BRUSSELS (Reuters) - European Union leaders were to delay on Thursday a decision on when to restart talks with Russia on a partnership pact, suspended after Russia’s incursion into Georgia in August, officials said.
A draft statement due to be approved by leaders at the final session of a two-day summit welcomed the withdrawal of Russian troops from buffer zones in Georgia but fell short of saying that partnership talks could start again.
Asked when the EU would decide to resume the talks, EU foreign policy chief Javier Solana said: “I hope very much that will be before the Nov 14,” referring to a long-scheduled EU-Russia summit in Nice, France.
But the draft statement left the question open.
“The European Council is asking the (European) Commission and the Council (of foreign ministers) to continue a full in-depth evaluation of EU-Russia relations with a view to the forthcoming (EU-Russia) summit,” said a copy of the final draft statement obtained by Reuters.

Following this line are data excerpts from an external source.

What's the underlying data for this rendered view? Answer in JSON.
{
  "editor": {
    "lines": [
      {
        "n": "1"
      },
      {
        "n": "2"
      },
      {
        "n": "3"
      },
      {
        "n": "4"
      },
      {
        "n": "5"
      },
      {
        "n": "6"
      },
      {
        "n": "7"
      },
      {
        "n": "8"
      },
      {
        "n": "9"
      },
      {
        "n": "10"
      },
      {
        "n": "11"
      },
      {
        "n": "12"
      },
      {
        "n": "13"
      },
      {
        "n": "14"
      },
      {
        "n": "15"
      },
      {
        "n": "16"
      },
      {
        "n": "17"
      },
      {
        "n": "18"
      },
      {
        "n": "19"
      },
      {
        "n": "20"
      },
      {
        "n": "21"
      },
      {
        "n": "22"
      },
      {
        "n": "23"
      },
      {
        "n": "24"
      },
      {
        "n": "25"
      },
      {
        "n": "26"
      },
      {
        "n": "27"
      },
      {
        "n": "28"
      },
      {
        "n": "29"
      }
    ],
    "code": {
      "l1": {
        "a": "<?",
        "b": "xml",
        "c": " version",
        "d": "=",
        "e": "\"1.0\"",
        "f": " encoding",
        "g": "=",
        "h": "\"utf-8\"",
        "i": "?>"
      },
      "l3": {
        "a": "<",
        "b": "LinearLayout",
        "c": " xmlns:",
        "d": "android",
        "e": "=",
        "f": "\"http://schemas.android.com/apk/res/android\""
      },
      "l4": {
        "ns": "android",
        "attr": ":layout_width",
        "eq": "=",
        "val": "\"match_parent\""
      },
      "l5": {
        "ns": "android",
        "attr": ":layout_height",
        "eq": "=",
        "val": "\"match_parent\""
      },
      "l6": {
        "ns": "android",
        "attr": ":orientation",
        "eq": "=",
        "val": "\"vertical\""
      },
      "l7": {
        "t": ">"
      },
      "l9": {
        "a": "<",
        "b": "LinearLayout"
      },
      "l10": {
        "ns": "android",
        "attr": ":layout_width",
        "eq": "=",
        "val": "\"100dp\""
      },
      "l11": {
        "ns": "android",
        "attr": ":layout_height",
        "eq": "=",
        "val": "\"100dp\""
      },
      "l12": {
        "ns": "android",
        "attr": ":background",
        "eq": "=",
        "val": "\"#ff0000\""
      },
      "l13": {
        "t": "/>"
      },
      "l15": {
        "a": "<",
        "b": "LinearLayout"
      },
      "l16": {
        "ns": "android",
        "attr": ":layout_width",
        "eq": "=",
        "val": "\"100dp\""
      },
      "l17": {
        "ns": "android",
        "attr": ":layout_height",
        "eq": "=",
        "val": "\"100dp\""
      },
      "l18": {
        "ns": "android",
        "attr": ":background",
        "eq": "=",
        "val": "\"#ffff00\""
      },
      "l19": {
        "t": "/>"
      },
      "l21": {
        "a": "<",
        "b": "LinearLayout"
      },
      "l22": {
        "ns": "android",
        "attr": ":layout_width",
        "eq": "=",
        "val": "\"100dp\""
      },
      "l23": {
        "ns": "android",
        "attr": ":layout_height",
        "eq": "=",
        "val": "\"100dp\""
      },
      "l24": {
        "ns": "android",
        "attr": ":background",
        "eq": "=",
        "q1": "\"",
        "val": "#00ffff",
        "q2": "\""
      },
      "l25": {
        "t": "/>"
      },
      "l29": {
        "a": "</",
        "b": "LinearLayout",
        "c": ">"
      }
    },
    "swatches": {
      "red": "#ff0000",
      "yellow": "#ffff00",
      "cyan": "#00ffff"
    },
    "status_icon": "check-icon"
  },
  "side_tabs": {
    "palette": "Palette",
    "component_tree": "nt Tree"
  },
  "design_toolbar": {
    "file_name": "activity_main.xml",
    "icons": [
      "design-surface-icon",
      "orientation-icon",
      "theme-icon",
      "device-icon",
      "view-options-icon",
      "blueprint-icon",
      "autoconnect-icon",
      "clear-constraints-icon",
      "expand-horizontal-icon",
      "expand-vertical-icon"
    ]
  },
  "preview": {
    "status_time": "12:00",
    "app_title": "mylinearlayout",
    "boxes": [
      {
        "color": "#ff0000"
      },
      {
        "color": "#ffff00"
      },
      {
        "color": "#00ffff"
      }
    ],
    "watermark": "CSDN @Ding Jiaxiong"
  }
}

“It will be taken into account in the further negotiations for a new Partnership Agreement with Russia,” it added.
An earlier version had said talks would resume in November but EU President France failed to convince all its partners to agree to this.
Poland, Sweden and three ex-Soviet Baltic states have led resistance to any quick thaw with Moscow, and Britain has also said the EU should make sure Russia is fully abiding by an EU-brokered ceasefire agreement before resuming negotiations.
EU External Relations Commissioner Benita Ferrero-Waldner -- who is preparing the “audit” of EU-Russia ties -- said she expected to have it ready in time for EU foreign ministers to make a decision on the restart at a regular meeting on November 10.
At issue is a military Russian presence in the breakaway regions of Abkhazia and South Ossetia far larger than before fighting began on August 7, and a Russian outpost in the disputed pocket of Akhalgori.
Talks on the disputed regions broke down as soon as they began in Geneva on Wednesday and were suspended until November 18 after diplomats failed to get Georgia and Russia to agree on who was allowed to take part.
Some EU capitals have suggested they want to see progress in the Geneva talks before restarting the negotiations with Russia, but Solana said he saw no linkage between the two issues.